In the second phase, the TM tells the RMs whether to commit or roll back. If all branches indicated when they were prepared that they will be able to commit, all branches are told to commit. If any branch indicated when it was prepared that it will not be able to commit, all branches are told to roll back.
第一阶段:为prepare阶段,TM向RM发出prepare指令,RM进行操作,然后返回成功与否的信息给TM;
第二阶段:为事务提交或者回滚阶段,如果TM收到所有RM的成功消息,则TM向RM发出提交指令;不然则发出回滚指令;
XA transaction support is limited to the InnoDB storage engine.(只有innodb支持XA分布式事务)

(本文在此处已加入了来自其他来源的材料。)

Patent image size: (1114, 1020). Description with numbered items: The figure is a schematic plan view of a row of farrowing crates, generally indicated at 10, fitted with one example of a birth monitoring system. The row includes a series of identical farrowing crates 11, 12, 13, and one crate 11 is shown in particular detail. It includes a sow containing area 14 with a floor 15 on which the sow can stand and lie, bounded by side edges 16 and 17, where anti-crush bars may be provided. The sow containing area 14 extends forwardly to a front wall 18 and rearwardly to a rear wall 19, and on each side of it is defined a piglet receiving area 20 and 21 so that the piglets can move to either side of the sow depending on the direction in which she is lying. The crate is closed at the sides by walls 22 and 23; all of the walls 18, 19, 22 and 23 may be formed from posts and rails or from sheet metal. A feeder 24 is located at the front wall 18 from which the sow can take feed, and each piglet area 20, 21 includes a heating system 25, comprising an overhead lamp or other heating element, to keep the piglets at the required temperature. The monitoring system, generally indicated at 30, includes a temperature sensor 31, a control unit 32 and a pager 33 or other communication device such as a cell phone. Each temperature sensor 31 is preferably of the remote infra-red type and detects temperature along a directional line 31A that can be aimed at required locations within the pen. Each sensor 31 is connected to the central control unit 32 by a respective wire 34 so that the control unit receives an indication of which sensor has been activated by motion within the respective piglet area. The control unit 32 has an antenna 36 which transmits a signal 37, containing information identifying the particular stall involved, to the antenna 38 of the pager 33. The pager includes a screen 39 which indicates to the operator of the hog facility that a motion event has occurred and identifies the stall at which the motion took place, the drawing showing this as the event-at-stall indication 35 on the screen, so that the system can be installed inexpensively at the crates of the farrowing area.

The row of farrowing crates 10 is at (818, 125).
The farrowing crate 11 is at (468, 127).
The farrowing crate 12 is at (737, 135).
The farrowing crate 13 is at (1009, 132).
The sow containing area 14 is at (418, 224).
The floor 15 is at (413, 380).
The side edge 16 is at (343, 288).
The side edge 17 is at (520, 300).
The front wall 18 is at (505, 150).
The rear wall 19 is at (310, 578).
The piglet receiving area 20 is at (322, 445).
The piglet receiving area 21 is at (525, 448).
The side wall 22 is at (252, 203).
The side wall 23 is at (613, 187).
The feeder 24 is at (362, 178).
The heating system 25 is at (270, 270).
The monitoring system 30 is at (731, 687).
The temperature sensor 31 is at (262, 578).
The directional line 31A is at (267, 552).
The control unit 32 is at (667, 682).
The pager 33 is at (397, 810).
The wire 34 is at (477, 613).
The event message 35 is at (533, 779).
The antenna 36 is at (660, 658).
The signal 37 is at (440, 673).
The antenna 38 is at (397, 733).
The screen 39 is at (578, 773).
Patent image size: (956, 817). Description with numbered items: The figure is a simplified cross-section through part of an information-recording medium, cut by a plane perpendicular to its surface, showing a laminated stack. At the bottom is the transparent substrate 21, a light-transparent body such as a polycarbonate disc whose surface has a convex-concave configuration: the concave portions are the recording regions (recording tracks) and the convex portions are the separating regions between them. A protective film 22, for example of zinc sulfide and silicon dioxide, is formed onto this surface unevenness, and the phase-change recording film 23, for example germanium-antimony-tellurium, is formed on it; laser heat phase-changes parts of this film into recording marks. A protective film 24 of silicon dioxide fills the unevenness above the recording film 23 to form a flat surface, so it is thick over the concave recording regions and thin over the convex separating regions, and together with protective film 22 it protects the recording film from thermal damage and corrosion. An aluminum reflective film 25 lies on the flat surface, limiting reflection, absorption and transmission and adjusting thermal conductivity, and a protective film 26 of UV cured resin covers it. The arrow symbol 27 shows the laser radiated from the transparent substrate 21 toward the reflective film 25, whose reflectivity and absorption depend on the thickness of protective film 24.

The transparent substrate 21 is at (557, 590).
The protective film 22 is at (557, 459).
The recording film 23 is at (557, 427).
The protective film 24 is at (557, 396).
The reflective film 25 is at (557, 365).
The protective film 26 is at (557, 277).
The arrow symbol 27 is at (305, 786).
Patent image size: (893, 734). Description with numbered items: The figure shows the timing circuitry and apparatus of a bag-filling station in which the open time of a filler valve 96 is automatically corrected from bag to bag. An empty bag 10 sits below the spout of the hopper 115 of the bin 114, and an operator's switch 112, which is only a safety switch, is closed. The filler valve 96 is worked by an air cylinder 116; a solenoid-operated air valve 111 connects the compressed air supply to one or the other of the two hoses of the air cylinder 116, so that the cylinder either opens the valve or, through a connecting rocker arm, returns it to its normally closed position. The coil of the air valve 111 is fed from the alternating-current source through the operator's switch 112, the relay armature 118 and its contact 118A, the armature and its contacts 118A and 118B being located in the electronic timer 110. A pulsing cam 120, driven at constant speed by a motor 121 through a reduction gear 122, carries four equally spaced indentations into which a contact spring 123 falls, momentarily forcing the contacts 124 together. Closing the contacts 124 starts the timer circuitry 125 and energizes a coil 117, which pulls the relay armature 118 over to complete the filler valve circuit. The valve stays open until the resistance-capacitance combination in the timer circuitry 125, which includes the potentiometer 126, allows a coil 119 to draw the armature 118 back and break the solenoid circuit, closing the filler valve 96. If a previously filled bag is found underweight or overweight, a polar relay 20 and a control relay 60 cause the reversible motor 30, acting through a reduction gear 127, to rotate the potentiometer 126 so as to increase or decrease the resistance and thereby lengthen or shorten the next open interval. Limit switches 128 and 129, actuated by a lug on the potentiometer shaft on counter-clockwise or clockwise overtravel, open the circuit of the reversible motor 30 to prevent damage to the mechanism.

For "external XA" a MySQL server acts as a Resource Manager and client programs act as Transaction Managers. For "Internal XA", storage engines within a MySQL server act as RMs, and the server itself acts as a TM. Internal XA support is limited by the capabilities of individual storage engines. Internal XA is required for handling XA transactions that involve more than one storage engine. The implementation of internal XA requires that a storage engine support two-phase commit at the table handler level, and currently this is true only for InnoDB.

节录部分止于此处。